February 15, 2008. Returning to our car that has been haphazardly parked - by me - on a narrow side street near the Princeton Medical Center - I see, thrust beneath a windshield wiper, what appears to be a sheet of stiff paper. At once my heart clenches in dismay, guilty apprehension - a ticket? A parking ticket? At such a time? Earlier that afternoon I'd parked here on my way - hurried, harried - a jangle of admonitions running through my head like shrieking cicadas - if you'd happened to see me you might have thought pityingly That woman is in a desperate hurry - as if that will do any good - to visit my husband in the Telemetry Unit of the medical center where he'd been admitted several days previously for pneumonia; now I need to return home for a few hours preparatory to returning to the medical center in the early evening - anxious, dry-mouthed and head-aching yet in an aroused state that might be called hopeful - for since his admission into the medical center Ray has been steadily improving, he has looked and felt better, and his oxygen intake, measured by numerals that fluctuate with literally each breath - 90, 87, 91, 85, 89, 92 - is steadily gaining, arrangements are being made for his discharge into a rehab clinic close by the medical center - (hopeful is our solace in the face of mortality); and now, in the late afternoon of another of these interminable and exhausting hospital days - can it be that our car has been ticketed? - in my distraction I'd parked illegally? - the time limit for parking on this street is only two hours, I've been in the medical center for longer than two hours, and see with embarrassment that our 2007 Honda Accord - eerily glaring-white in February dusk like some strange phosphorescent creature in the depths of the sea - is inexpertly, still more inelegantly parked, at a slant to the curb, left rear tire over the white line in the street by several inches, front bumper nearly touching the SUV in the space ahead. But now - if this is a parking ticket - at once the thought comes to me I won't tell Ray, I will pay the fine in secret.

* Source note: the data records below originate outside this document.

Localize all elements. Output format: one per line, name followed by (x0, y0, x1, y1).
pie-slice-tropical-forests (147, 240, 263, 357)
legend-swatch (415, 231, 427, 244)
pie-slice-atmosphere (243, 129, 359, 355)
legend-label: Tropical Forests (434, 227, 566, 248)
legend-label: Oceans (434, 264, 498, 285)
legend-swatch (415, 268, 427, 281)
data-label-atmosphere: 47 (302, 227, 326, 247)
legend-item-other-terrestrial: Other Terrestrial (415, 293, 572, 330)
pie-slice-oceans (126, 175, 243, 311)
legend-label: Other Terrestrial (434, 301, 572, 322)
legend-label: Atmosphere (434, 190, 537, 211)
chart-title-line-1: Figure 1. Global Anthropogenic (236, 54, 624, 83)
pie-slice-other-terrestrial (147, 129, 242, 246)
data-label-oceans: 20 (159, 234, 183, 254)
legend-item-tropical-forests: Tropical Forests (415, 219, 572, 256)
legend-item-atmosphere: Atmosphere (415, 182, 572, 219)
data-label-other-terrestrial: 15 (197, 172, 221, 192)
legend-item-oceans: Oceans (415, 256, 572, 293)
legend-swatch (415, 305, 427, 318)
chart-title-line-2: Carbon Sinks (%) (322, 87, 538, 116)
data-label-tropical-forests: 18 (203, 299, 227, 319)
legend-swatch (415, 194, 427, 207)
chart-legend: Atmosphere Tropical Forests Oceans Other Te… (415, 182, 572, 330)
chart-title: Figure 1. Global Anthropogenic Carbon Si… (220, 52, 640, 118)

Except the sheet of paper isn't a ticket from the Princeton Police Department after all but a piece of ordinary paper - opened and smoothed out by my shaky hand it's revealed as a private message in aggressively large block-printed letters which with stunned staring eyes I read several times like one faltering on the brink of an abyss -

LEARN TO PARK STUPPID BITCH

In this way as in that parable of Franz Kafka in which the most profound and devastating truth of the individual's life is revealed to him by a passerby in the street, as if accidentally, casually, so the Widow-to-Be, like the Widow, is made to realize that her situation however unhappy, despairing or fraught with anxiety, doesn't give her the right to overstep the boundaries of others, especially strangers who know nothing of her - "Left rear tire over the white line in the street."